People suffering from diabetes frequently are thirsty and have to drink large quantities of fluids. This can be up to 4 liters a day.
Men can also experience weight loss since their muscles are broken down by their bodies for energy instead of fat. This is because blood sugar levels remain high for extended periods.
Developing a healthy diabetes diet is a key element in managing your condition. It can help you control blood sugar, manage your weight, and lower the risk of developing heart disease.
You should include whole food items in your diet, such as fruits, vegetables, and whole grains. Also, low-fat dairy products, beans, and legumes are a good choice. It should be free of saturated fats and sugars as well as added sugars (unhealthy).
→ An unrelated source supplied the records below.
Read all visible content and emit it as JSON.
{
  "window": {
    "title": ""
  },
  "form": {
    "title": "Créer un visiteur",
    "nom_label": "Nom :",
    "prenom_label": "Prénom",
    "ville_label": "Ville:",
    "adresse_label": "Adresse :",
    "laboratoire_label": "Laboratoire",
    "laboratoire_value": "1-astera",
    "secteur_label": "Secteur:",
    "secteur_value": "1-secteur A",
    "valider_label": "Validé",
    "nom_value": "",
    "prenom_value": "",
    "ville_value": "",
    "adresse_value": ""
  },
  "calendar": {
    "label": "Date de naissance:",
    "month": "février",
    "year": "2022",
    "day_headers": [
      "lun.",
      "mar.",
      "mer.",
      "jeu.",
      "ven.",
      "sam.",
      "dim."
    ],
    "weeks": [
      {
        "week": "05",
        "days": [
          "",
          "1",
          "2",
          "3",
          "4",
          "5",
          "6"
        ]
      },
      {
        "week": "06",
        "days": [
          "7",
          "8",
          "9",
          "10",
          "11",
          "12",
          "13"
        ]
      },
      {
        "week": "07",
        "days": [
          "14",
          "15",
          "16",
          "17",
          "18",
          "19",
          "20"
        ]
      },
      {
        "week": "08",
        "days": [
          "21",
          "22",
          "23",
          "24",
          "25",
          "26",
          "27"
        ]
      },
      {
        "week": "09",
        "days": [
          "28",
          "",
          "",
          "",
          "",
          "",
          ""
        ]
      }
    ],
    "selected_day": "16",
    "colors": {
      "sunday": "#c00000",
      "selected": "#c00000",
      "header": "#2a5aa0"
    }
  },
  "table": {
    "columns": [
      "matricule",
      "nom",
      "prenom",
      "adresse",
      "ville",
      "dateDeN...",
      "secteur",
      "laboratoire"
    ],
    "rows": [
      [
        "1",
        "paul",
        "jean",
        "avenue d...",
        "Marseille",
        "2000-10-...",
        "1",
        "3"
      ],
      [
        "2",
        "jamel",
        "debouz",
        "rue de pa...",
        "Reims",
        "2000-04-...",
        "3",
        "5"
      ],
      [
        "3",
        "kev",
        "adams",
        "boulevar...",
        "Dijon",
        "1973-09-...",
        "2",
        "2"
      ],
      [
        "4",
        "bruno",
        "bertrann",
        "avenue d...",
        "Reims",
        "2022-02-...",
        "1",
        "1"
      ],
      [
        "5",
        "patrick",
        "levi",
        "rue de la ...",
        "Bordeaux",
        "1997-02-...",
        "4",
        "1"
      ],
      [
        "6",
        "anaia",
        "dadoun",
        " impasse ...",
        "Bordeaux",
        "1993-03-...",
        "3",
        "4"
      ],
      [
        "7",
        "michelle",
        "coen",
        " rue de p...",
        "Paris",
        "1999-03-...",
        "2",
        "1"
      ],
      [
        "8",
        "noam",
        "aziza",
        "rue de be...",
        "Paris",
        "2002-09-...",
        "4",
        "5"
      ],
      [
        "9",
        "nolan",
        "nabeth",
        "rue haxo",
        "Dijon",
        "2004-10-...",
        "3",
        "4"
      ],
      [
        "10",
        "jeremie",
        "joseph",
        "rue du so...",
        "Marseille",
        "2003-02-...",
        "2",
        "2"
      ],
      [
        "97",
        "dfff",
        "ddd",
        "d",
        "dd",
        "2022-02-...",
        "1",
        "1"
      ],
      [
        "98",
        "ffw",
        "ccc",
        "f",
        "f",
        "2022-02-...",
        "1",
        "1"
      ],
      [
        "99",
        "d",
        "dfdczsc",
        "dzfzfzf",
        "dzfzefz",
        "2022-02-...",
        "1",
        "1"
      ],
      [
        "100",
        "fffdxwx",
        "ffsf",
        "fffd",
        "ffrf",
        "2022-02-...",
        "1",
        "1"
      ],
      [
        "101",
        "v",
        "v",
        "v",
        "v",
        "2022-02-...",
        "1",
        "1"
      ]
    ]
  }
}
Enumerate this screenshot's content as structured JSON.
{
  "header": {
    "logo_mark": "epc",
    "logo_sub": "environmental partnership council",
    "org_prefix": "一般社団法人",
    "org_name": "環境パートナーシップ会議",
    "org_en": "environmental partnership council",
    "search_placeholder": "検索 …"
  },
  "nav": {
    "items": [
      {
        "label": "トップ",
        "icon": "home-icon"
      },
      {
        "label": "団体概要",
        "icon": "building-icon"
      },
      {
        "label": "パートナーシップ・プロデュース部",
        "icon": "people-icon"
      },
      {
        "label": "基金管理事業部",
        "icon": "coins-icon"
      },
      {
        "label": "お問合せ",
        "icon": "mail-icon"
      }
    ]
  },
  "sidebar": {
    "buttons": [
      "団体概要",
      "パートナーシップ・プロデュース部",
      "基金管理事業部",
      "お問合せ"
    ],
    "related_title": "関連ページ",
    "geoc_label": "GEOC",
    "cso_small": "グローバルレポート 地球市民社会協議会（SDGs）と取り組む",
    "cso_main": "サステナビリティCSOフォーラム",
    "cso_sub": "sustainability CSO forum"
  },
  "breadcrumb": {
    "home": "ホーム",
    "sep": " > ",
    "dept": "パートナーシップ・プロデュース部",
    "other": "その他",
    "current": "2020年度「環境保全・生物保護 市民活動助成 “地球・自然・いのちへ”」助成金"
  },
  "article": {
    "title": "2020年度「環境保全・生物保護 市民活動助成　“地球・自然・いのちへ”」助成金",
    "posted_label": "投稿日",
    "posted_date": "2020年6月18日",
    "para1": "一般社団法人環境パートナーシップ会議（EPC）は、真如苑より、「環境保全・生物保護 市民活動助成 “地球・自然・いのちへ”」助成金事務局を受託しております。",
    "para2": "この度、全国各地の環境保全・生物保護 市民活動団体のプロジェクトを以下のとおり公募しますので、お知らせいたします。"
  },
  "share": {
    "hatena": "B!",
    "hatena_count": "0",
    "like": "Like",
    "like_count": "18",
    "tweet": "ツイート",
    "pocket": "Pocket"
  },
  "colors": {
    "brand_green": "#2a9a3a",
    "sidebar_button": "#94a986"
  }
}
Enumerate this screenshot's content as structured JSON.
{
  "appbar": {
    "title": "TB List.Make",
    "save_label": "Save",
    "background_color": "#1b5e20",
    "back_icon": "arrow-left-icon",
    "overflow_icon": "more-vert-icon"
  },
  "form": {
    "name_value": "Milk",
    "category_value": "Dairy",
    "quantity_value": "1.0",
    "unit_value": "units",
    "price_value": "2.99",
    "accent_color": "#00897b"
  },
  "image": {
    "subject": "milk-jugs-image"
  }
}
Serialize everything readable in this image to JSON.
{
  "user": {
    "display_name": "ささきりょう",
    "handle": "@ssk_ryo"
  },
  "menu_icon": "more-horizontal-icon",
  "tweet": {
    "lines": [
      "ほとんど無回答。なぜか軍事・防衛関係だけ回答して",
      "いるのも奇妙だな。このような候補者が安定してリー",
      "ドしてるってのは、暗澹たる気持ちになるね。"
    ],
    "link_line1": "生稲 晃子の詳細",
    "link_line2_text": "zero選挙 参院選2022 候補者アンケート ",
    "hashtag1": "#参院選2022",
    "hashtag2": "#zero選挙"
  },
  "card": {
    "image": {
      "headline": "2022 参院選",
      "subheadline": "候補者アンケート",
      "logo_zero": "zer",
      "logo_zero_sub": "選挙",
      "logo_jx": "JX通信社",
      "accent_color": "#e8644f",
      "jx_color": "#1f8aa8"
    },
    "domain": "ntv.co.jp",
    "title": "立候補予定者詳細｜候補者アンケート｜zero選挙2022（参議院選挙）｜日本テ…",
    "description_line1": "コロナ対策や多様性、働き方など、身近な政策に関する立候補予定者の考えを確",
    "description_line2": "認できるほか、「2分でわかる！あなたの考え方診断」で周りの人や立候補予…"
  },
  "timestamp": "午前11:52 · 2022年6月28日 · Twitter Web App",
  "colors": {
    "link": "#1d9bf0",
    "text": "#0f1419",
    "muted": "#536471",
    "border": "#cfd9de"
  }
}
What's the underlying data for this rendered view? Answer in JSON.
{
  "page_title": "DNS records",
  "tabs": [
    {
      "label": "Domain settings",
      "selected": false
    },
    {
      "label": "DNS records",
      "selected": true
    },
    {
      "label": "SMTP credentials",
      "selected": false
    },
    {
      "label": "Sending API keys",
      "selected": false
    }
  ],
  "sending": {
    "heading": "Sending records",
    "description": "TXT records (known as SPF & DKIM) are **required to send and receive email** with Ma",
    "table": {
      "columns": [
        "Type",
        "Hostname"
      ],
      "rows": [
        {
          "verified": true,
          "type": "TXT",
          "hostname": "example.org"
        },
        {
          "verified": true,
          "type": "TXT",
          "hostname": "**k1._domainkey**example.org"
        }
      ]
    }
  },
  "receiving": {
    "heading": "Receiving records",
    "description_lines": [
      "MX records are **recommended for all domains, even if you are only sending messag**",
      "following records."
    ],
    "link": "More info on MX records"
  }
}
You might need to limit your consumption of drinks sweetened with sugar. These drinks often have high levels of sugar in them, which can lead to high blood sugar levels.
Your doctor may suggest diabetes medication to keep your blood glucose (blood sugar) levels in normal levels. These drugs are often paired with changes in lifestyle, like diet and physical activity, to help manage the condition.
If your blood sugar levels aren’t well controlled on one medicine another medicine could be added. Your doctor will work with you to select the best medication for your requirements and preferences.
Newer medications, such as sodium-glucose cotransporter-2 inhibitors and glucagon-like antagonists of the peptide-1 receptors, lower blood sugar and offer benefits for the kidneys and cardiovascular system, as well as decreasing the risk of developing complications. They can also be beneficial for weight loss and come in both tablets and injections.